Pfarrkirche St. Elisabeth: Rundgang
Der einschiffige Raum mit seinem rund abschließenden Altarbezirk besticht durch seine barocke Architektur und Stuckaturen. Den künstlerischen Höhepunkt der Elsbethener Kirchenausstattung stellt eine Kreuzgruppe aus der Zeit um 1620 dar.
Unsere Kirche ist nicht groß, der einschiffige Raum mit seinem rund abschließenden Altarbezirk ist überschaubar.
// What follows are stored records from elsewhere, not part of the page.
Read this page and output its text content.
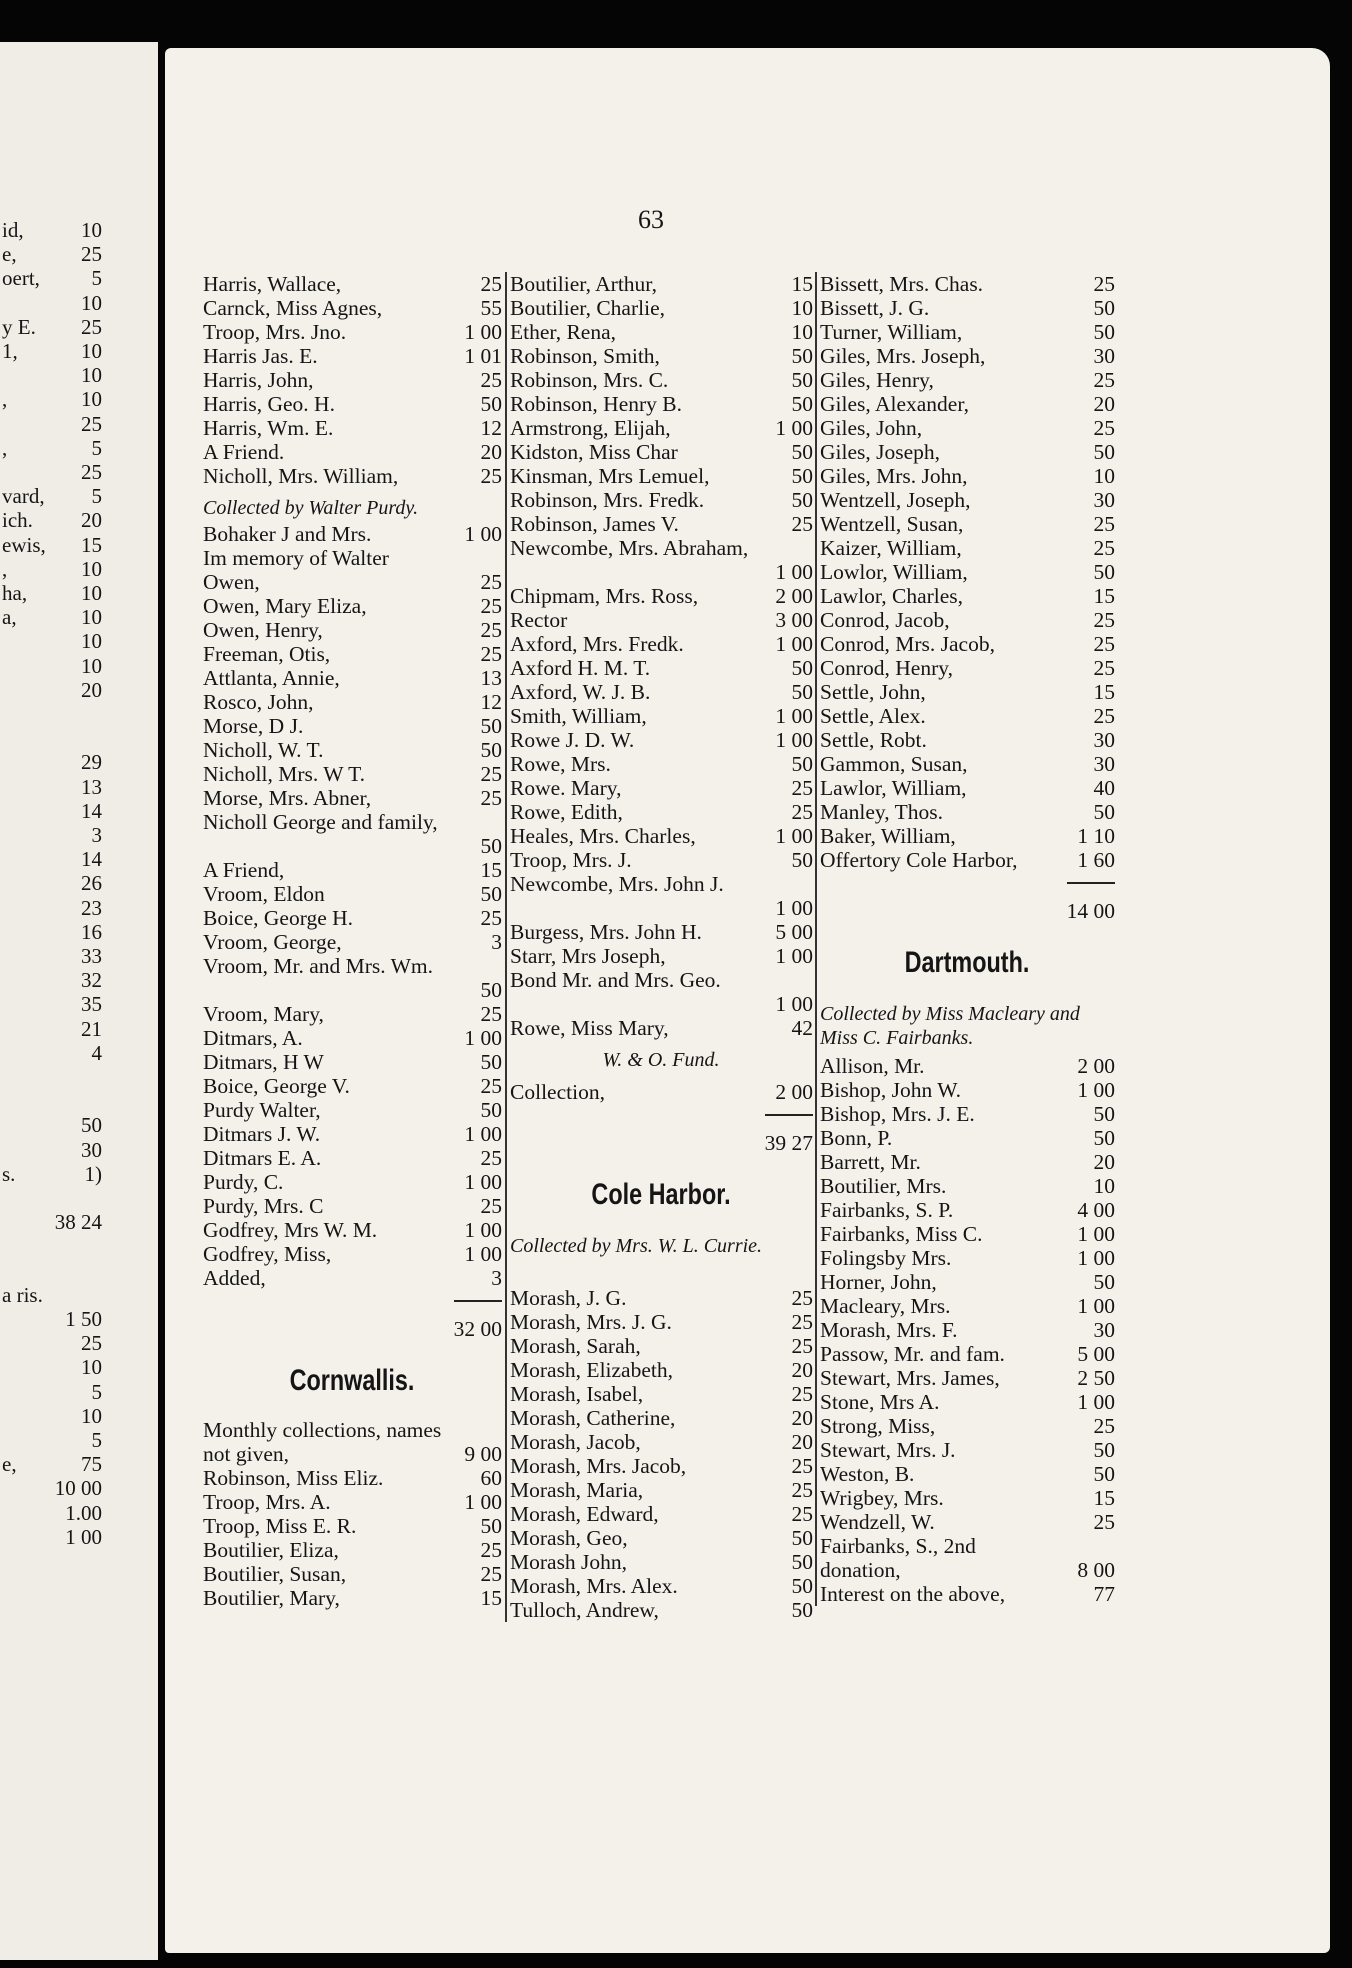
id,	10
e,	25
oert, 5
10
y E. 25
1,	10
10
,	10
25
,	5
25
vard, 5
ich. 20
ewis, 15
,	10
ha,	10
a,	10
10
10
20
29
13
14
3
14
26
23
16
33
32
35
21
4
50
30
s.	1)
38 24
a ris.
1 50
25
10
5
10
5
e,	75
10 00
1.00
1 00
63
Harris, Wallace,	25
Carnck, Miss Agnes,	55
Troop, Mrs. Jno.	1 00
Harris Jas. E.	1 01
Harris, John,	25
Harris, Geo. H.	50
Harris, Wm. E.	12
A Friend.	20
Nicholl, Mrs. William,	25
Collected by Walter Purdy.
Bohaker J and Mrs.	1 00
Im memory of Walter Owen,	25
Owen, Mary Eliza,	25
Owen, Henry,	25
Freeman, Otis,	25
Attlanta, Annie,	13
Rosco, John,	12
Morse, D J.	50
Nicholl, W. T.	50
Nicholl, Mrs. W T.	25
Morse, Mrs. Abner,	25
Nicholl George and family,
50
A Friend,	15
Vroom, Eldon	50
Boice, George H.	25
Vroom, George,	3
Vroom, Mr. and Mrs. Wm.
50
Vroom, Mary,	25
Ditmars, A.	1 00
Ditmars, H W	50
Boice, George V.	25
Purdy Walter,	50
Ditmars J. W.	1 00
Ditmars E. A.	25
Purdy, C.	1 00
Purdy, Mrs. C	25
Godfrey, Mrs W. M.	1 00
Godfrey, Miss,	1 00
Added,	3
32 00
Cornwallis.
Monthly collections, names not given,	9 00
Robinson, Miss Eliz.	60
Troop, Mrs. A.	1 00
Troop, Miss E. R.	50
Boutilier, Eliza,	25
Boutilier, Susan,	25
Boutilier, Mary,	15
Boutilier, Arthur,	15
Boutilier, Charlie,	10
Ether, Rena,	10
Robinson, Smith,	50
Robinson, Mrs. C.	50
Robinson, Henry B.	50
Armstrong, Elijah,	1 00
Kidston, Miss Char	50
Kinsman, Mrs Lemuel,	50
Robinson, Mrs. Fredk.	50
Robinson, James V.	25
Newcombe, Mrs. Abraham,
1 00
Chipmam, Mrs. Ross,	2 00
Rector	3 00
Axford, Mrs. Fredk.	1 00
Axford H. M. T.	50
Axford, W. J. B.	50
Smith, William,	1 00
Rowe J. D. W.	1 00
Rowe, Mrs.	50
Rowe. Mary,	25
Rowe, Edith,	25
Heales, Mrs. Charles,	1 00
Troop, Mrs. J.	50
Newcombe, Mrs. John J.
1 00
Burgess, Mrs. John H.	5 00
Starr, Mrs Joseph,	1 00
Bond Mr. and Mrs. Geo.
1 00
Rowe, Miss Mary,	42
W. & O. Fund.
Collection,	2 00
39 27
Cole Harbor.
Collected by Mrs. W. L. Currie.
Morash, J. G.	25
Morash, Mrs. J. G.	25
Morash, Sarah,	25
Morash, Elizabeth,	20
Morash, Isabel,	25
Morash, Catherine,	20
Morash, Jacob,	20
Morash, Mrs. Jacob,	25
Morash, Maria,	25
Morash, Edward,	25
Morash, Geo,	50
Morash John,	50
Morash, Mrs. Alex.	50
Tulloch, Andrew,	50
Bissett, Mrs. Chas.	25
Bissett, J. G.	50
Turner, William,	50
Giles, Mrs. Joseph,	30
Giles, Henry,	25
Giles, Alexander,	20
Giles, John,	25
Giles, Joseph,	50
Giles, Mrs. John,	10
Wentzell, Joseph,	30
Wentzell, Susan,	25
Kaizer, William,	25
Lowlor, William,	50
Lawlor, Charles,	15
Conrod, Jacob,	25
Conrod, Mrs. Jacob,	25
Conrod, Henry,	25
Settle, John,	15
Settle, Alex.	25
Settle, Robt.	30
Gammon, Susan,	30
Lawlor, William,	40
Manley, Thos.	50
Baker, William,	1 10
Offertory Cole Harbor,	1 60
14 00
Dartmouth.
Collected by Miss Macleary and Miss C. Fairbanks.
Allison, Mr.	2 00
Bishop, John W.	1 00
Bishop, Mrs. J. E.	50
Bonn, P.	50
Barrett, Mr.	20
Boutilier, Mrs.	10
Fairbanks, S. P.	4 00
Fairbanks, Miss C.	1 00
Folingsby Mrs.	1 00
Horner, John,	50
Macleary, Mrs.	1 00
Morash, Mrs. F.	30
Passow, Mr. and fam.	5 00
Stewart, Mrs. James,	2 50
Stone, Mrs A.	1 00
Strong, Miss,	25
Stewart, Mrs. J.	50
Weston, B.	50
Wrigbey, Mrs.	15
Wendzell, W.	25
Fairbanks, S., 2nd donation,	8 00
Interest on the above,	77
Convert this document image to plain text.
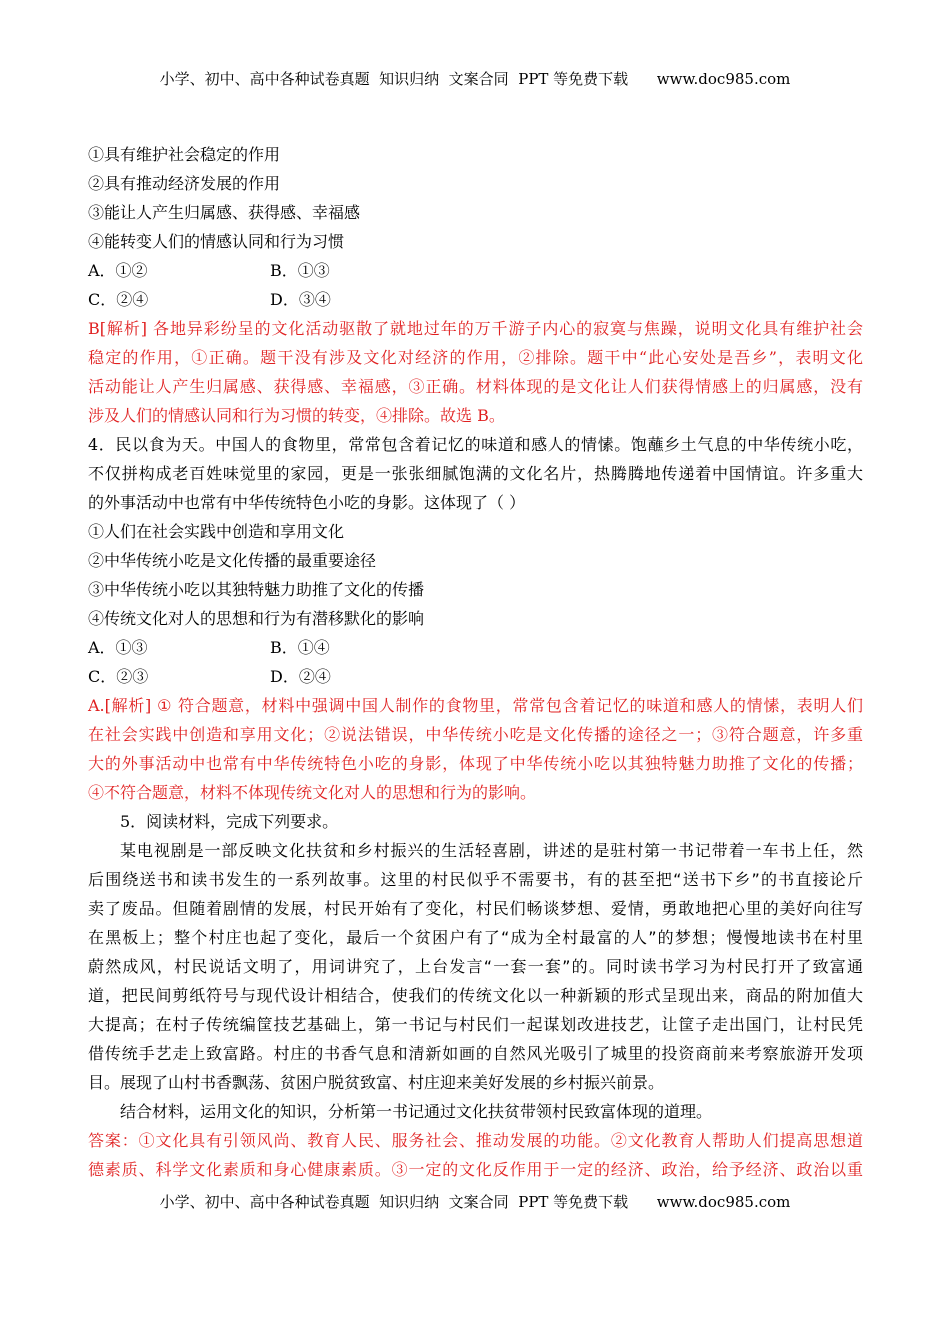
小学、初中、高中各种试卷真题  知识归纳  文案合同  PPT 等免费下载      www.doc985.com
①具有维护社会稳定的作用
②具有推动经济发展的作用
③能让人产生归属感、获得感、幸福感
④能转变人们的情感认同和行为习惯
A．①②	B．①③
C．②④	D．③④
B[解析] 各地异彩纷呈的文化活动驱散了就地过年的万千游子内心的寂寞与焦躁，说明文化具有维护社会
稳定的作用，①正确。题干没有涉及文化对经济的作用，②排除。题干中“此心安处是吾乡”，表明文化
活动能让人产生归属感、获得感、幸福感，③正确。材料体现的是文化让人们获得情感上的归属感，没有
涉及人们的情感认同和行为习惯的转变，④排除。故选 B。
4．民以食为天。中国人的食物里，常常包含着记忆的味道和感人的情愫。饱蘸乡土气息的中华传统小吃，
不仅拼构成老百姓味觉里的家园，更是一张张细腻饱满的文化名片，热腾腾地传递着中国情谊。许多重大
的外事活动中也常有中华传统特色小吃的身影。这体现了（ ）
①人们在社会实践中创造和享用文化
②中华传统小吃是文化传播的最重要途径
③中华传统小吃以其独特魅力助推了文化的传播
④传统文化对人的思想和行为有潜移默化的影响
A．①③	B．①④
C．②③	D．②④
A.[解析] ① 符合题意，材料中强调中国人制作的食物里，常常包含着记忆的味道和感人的情愫，表明人们
在社会实践中创造和享用文化；②说法错误，中华传统小吃是文化传播的途径之一；③符合题意，许多重
大的外事活动中也常有中华传统特色小吃的身影，体现了中华传统小吃以其独特魅力助推了文化的传播；
④不符合题意，材料不体现传统文化对人的思想和行为的影响。
5．阅读材料，完成下列要求。
某电视剧是一部反映文化扶贫和乡村振兴的生活轻喜剧，讲述的是驻村第一书记带着一车书上任，然
后围绕送书和读书发生的一系列故事。这里的村民似乎不需要书，有的甚至把“送书下乡”的书直接论斤
卖了废品。但随着剧情的发展，村民开始有了变化，村民们畅谈梦想、爱情，勇敢地把心里的美好向往写
在黑板上；整个村庄也起了变化，最后一个贫困户有了“成为全村最富的人”的梦想；慢慢地读书在村里
蔚然成风，村民说话文明了，用词讲究了，上台发言“一套一套”的。同时读书学习为村民打开了致富通
道，把民间剪纸符号与现代设计相结合，使我们的传统文化以一种新颖的形式呈现出来，商品的附加值大
大提高；在村子传统编筐技艺基础上，第一书记与村民们一起谋划改进技艺，让筐子走出国门，让村民凭
借传统手艺走上致富路。村庄的书香气息和清新如画的自然风光吸引了城里的投资商前来考察旅游开发项
目。展现了山村书香飘荡、贫困户脱贫致富、村庄迎来美好发展的乡村振兴前景。
结合材料，运用文化的知识，分析第一书记通过文化扶贫带领村民致富体现的道理。
答案：①文化具有引领风尚、教育人民、服务社会、推动发展的功能。②文化教育人帮助人们提高思想道
德素质、科学文化素质和身心健康素质。③一定的文化反作用于一定的经济、政治，给予经济、政治以重
小学、初中、高中各种试卷真题  知识归纳  文案合同  PPT 等免费下载      www.doc985.com
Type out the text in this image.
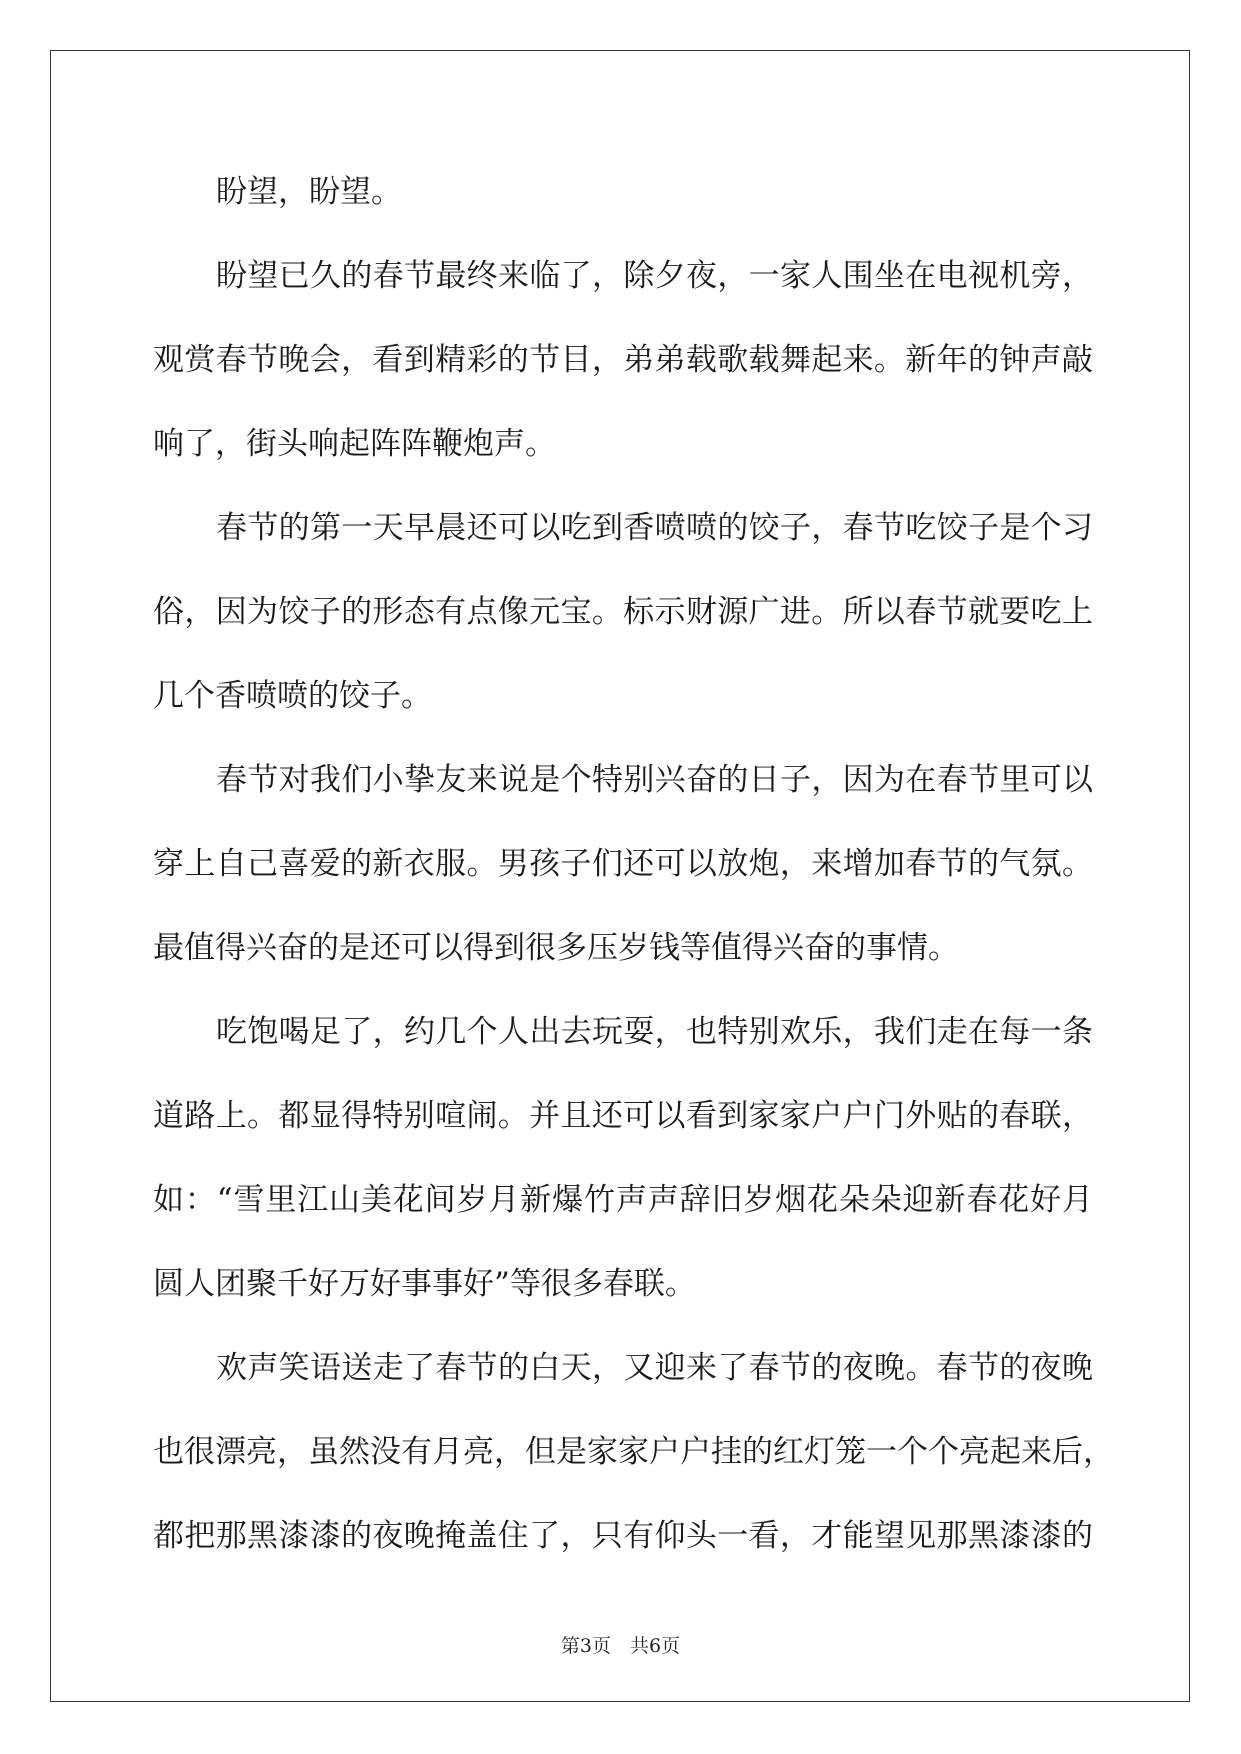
盼望，盼望。
盼望已久的春节最终来临了，除夕夜，一家人围坐在电视机旁，
观赏春节晚会，看到精彩的节目，弟弟载歌载舞起来。新年的钟声敲
响了，街头响起阵阵鞭炮声。
春节的第一天早晨还可以吃到香喷喷的饺子，春节吃饺子是个习
俗，因为饺子的形态有点像元宝。标示财源广进。所以春节就要吃上
几个香喷喷的饺子。
春节对我们小挚友来说是个特别兴奋的日子，因为在春节里可以
穿上自己喜爱的新衣服。男孩子们还可以放炮，来增加春节的气氛。
最值得兴奋的是还可以得到很多压岁钱等值得兴奋的事情。
吃饱喝足了，约几个人出去玩耍，也特别欢乐，我们走在每一条
道路上。都显得特别喧闹。并且还可以看到家家户户门外贴的春联，
如：“雪里江山美花间岁月新爆竹声声辞旧岁烟花朵朵迎新春花好月
圆人团聚千好万好事事好”等很多春联。
欢声笑语送走了春节的白天，又迎来了春节的夜晚。春节的夜晚
也很漂亮，虽然没有月亮，但是家家户户挂的红灯笼一个个亮起来后，
都把那黑漆漆的夜晚掩盖住了，只有仰头一看，才能望见那黑漆漆的
第3页　共6页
Durch die barocke Architektur, den Wandschmuck und die Einrichtung aus dem 18. Jahrhundert wirkt das Innere festlich und harmonisch einladend. Die Stuckaturen sind wahrscheinlich vom berühmten Baumeister Johann Bernhard Fischer von Erlach beeinflusst, der zeitgleich um 1700 in der Stadt Salzburg vier bedeutende Barockkirchen erbaut hat. Auch die Orgelempore ist mit farbigem Stuck überzogen. Das zugehörige Relief zeigt passend zum Ort der Kirchenmusik die heilige Cäcilia an der Orgel im Kreis eines munter musizierenden Engelsorchesters.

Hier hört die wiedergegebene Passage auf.